Fig. 8.

Administration of COS inhibits vascular inflammatory response in LPS-treated mice, likely through reduction of LPS-induced NF-κB O-GlcNAcylation. Male C57BL/6J mice (10 weeks of age, 20–30g) were randomly assigned into two major groups: the COS and the non-COS treatment groups (COS-group: 1mg/ml in drinking water, 2 weeks; non-COS group: normal drinking water).

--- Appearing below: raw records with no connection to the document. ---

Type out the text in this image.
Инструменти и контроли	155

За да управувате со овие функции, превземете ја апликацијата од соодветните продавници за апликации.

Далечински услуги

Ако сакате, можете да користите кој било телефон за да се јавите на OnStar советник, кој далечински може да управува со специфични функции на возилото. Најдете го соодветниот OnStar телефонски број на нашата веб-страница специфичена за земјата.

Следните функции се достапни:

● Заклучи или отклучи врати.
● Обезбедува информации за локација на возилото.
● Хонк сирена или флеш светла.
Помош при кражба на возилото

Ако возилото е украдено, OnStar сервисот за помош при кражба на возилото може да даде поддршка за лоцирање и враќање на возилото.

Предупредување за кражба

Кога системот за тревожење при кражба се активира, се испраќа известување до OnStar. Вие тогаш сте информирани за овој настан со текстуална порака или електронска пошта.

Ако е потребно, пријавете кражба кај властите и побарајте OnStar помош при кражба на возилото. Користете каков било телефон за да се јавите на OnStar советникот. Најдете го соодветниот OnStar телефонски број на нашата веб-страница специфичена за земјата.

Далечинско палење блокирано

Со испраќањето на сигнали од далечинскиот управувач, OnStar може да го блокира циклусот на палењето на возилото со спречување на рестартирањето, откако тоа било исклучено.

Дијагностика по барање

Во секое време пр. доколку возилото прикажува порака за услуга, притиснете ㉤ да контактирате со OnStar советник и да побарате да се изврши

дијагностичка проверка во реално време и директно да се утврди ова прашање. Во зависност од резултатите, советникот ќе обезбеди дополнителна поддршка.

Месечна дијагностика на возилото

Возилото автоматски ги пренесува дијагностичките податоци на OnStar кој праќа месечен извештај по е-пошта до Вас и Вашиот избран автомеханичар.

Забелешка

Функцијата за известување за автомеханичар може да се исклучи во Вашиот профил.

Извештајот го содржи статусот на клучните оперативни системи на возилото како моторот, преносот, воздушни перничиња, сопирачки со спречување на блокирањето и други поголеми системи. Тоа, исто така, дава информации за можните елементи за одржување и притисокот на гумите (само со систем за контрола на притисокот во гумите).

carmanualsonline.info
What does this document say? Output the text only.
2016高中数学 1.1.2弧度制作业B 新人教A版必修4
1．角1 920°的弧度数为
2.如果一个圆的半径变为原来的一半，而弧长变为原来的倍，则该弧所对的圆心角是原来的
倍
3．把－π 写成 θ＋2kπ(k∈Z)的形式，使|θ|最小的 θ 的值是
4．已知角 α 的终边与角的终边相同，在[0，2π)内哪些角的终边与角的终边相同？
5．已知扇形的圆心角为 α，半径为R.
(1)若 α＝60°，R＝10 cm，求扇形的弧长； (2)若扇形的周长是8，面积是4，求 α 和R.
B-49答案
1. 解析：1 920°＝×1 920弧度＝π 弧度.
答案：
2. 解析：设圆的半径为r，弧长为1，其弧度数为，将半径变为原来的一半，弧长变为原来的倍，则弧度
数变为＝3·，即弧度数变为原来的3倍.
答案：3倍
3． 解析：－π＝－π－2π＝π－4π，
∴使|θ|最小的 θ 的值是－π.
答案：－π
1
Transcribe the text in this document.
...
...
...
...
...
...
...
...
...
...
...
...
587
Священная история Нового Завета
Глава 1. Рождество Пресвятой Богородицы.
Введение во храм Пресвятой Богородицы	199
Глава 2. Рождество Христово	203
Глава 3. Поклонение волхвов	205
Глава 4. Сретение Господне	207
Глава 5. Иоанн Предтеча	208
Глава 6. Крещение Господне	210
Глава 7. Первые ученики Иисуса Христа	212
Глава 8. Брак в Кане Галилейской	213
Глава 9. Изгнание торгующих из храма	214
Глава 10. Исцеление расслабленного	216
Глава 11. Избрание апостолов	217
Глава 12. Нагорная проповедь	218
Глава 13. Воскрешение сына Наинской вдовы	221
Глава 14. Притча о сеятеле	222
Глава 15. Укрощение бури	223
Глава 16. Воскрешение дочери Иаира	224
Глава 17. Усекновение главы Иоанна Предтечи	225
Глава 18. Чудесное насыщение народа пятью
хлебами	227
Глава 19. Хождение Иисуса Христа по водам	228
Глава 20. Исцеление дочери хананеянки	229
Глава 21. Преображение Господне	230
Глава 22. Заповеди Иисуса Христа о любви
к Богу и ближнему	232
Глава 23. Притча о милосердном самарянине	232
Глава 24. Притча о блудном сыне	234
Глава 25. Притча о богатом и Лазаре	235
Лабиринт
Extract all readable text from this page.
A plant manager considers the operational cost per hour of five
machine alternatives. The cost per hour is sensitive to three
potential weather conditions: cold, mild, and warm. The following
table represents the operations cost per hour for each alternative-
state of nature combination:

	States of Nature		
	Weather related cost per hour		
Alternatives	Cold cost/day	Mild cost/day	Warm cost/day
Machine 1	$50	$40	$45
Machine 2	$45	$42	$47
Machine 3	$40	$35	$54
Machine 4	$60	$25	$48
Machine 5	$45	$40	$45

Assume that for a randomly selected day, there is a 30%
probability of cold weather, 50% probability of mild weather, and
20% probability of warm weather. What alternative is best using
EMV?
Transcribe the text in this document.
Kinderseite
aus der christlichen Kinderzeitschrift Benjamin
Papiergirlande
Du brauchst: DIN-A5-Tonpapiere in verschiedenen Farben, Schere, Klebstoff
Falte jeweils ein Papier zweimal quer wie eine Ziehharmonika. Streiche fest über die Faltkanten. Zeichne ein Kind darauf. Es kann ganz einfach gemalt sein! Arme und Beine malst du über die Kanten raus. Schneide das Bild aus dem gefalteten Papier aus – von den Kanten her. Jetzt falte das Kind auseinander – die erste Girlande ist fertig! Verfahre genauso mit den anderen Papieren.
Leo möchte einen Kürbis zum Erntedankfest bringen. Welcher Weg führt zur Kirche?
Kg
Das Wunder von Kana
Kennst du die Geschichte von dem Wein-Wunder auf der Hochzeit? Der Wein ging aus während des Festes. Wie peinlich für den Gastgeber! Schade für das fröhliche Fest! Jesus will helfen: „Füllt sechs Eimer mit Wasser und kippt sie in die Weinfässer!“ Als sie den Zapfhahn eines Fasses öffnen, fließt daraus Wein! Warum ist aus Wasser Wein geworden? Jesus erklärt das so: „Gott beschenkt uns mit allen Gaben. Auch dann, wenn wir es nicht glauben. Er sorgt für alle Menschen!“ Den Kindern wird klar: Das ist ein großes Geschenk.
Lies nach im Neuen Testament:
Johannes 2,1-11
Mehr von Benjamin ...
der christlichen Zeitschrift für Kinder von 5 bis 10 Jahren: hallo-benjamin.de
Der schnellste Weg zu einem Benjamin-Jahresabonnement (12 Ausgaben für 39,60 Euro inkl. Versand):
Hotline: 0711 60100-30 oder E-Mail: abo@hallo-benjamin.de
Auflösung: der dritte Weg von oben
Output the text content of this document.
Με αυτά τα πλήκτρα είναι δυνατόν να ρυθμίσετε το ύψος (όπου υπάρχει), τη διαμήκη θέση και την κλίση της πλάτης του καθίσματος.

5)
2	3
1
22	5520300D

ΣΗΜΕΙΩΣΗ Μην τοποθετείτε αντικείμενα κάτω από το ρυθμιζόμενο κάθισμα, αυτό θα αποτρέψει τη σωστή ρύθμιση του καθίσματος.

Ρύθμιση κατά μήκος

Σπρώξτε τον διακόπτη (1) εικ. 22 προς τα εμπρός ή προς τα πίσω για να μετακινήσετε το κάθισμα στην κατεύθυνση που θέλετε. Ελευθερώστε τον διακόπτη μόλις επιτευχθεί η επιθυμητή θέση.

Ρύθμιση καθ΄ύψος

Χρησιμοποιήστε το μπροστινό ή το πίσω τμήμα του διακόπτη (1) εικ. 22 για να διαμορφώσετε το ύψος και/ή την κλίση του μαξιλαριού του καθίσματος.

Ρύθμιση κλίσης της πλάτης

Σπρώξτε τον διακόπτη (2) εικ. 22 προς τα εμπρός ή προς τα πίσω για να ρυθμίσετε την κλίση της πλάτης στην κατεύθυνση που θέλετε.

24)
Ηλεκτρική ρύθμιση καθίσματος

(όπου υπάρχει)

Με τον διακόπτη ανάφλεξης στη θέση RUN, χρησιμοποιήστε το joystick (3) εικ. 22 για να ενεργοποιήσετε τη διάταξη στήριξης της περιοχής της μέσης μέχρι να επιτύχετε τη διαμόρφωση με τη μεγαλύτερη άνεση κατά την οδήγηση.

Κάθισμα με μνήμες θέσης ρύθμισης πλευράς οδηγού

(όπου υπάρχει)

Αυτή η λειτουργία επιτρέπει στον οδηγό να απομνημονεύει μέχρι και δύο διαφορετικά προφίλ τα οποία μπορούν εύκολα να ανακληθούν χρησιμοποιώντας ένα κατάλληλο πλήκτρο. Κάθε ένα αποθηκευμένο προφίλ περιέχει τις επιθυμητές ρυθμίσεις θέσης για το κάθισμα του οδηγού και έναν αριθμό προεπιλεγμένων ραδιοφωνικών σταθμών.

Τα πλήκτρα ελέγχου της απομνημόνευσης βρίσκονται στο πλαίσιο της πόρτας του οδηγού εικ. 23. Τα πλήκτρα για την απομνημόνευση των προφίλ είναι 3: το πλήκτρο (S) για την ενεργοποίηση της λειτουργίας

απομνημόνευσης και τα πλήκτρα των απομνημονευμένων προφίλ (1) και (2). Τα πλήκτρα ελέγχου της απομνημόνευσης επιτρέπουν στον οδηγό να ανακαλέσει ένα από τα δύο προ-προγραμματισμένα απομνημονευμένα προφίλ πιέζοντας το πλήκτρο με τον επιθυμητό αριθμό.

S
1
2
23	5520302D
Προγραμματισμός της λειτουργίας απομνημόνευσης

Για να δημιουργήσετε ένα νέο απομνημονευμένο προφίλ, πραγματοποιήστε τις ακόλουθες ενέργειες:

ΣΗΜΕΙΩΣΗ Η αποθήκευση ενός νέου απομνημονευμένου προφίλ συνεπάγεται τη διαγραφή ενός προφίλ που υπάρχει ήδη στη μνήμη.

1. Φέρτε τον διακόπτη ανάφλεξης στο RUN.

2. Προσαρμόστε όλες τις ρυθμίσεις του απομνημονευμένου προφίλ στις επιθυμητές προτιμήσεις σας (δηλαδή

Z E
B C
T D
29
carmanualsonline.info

Each major group was further divided into two subgroups treated either with LPS or vehicle (LPS from E.coli: 3 mg/kg, i.p.; vehicle: PBS). All mice were euthanized 24h after the acute injection of either LPS/vehicle for tissues collection. Aortic tissues were then subjected to evaluation of (A) mRNA levels of inflammatory cytokines including IL-1β, MCP-1, and E-selectin; and (B) Western blotting of proteins either from WGA-enriched O-GlcNAc modified proteins or whole cell lysates (to assess protein input as a loading control). (C) Proposed mechanism by which COS exerts its anti-inflammatory effects induced by LPS: COS counteracts LPS-elicited vascular endothelial inflammatory response through a mechanism involving OGT-mediated O-GlcNAcylation, nucleus translocation, and activation of NF-κB/p65, both in cultured endothelial cells and experimental mouse model. Text in bold highlighted the new findings in the present study. Data are expressed as means ± SEM. ^#P<0.05, ^##P<0.01 compared to the vehicle-treated control group; *P<0.05, **P<0.01 compared to the LPS-only group.